This is not correct. Let's do an example:
WISP-A is getting bandwidth from Provider A. They have a /20 network.
Provider A has to allow that /20 in their BGP filters.
WISP-B is getting bandwidth from Provider B. They have a /20 network.
Provider B has to allow that /20 in their BGP fitlers.
WISP-A and WISP-B setup a peering, but also to allow failover if either
Provider goes down. Thus Provider A and Provider B both have to allow
BOTH /20 networks in their BGP filters.
Now, for some unknown reason, WISP-B decides to start announcing
WISP-A's /20 network as local to their network. BGP will become very
confused, and thus WISP-A will essentially be down. All of this with a
single network entry by WISP-B... they just wiped out WISP-A.
Travis
Microserv
Zack Kneisley wrote:
On 4/26/07, Travis Johnson <[EMAIL PROTECTED]> wrote:
My personal concern would be turning over my IP block to my competition.

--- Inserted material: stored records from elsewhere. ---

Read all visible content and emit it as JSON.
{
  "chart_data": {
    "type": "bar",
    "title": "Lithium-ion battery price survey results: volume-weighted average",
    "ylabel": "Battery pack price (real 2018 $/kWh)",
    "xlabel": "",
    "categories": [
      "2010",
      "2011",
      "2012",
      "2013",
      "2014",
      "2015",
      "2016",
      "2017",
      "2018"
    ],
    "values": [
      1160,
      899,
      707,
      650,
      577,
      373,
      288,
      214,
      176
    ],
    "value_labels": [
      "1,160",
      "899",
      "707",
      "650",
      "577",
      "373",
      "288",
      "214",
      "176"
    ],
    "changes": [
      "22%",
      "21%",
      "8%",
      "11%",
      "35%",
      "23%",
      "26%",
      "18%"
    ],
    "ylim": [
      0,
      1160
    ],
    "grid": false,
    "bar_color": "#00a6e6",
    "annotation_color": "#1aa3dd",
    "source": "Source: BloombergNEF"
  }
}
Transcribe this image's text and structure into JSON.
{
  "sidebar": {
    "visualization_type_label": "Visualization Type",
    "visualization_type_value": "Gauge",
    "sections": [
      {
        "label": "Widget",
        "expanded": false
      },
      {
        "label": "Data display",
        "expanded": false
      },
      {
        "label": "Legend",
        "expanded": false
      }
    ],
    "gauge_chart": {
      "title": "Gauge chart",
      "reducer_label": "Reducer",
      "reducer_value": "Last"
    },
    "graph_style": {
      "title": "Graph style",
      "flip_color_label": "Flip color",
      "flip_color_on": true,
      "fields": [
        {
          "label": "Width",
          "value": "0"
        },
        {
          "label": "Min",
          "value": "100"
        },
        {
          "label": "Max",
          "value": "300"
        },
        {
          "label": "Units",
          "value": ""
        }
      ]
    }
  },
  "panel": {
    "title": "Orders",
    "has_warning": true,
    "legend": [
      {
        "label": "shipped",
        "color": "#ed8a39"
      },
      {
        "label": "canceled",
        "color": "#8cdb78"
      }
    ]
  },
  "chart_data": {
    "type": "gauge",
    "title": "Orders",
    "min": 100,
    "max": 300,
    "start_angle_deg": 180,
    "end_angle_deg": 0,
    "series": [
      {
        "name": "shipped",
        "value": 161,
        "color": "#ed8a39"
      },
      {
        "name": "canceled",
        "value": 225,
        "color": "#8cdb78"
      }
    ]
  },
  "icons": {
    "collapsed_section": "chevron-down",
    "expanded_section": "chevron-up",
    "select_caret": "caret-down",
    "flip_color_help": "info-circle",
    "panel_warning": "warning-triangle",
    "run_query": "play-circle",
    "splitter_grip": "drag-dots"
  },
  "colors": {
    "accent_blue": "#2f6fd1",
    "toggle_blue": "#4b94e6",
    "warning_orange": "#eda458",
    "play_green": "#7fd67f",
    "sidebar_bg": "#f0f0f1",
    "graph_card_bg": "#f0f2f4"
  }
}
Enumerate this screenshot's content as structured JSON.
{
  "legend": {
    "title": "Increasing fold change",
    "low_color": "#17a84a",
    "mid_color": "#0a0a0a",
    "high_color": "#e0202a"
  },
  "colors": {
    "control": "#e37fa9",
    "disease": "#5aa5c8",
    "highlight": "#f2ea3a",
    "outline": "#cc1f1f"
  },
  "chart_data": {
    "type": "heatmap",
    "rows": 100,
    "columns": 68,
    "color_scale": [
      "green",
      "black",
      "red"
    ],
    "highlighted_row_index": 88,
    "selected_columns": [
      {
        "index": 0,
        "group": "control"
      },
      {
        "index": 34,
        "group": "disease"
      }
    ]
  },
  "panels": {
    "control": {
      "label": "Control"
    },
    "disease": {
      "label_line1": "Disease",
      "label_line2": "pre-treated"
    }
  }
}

They would have to have enough control to allow BGP routes from their
upstream. Technically they could misconfigure a router accidentally and
take your entire network down. :(
That is what BGP filtering and prefixes are about. Either you peer
correctly or incorrectly and don't peer. No turning over blocks
happen.
Travis
Microserv
Mike Hammett wrote:
> If they're network peering, they'd be connecting each other's networks
> together to exchange local traffic that way. They could also have an
> alliance where if someone's Internet feeds go out, they use another
> WISP's Internet feed until restoration.
>
This is great and what a reliable network is made of.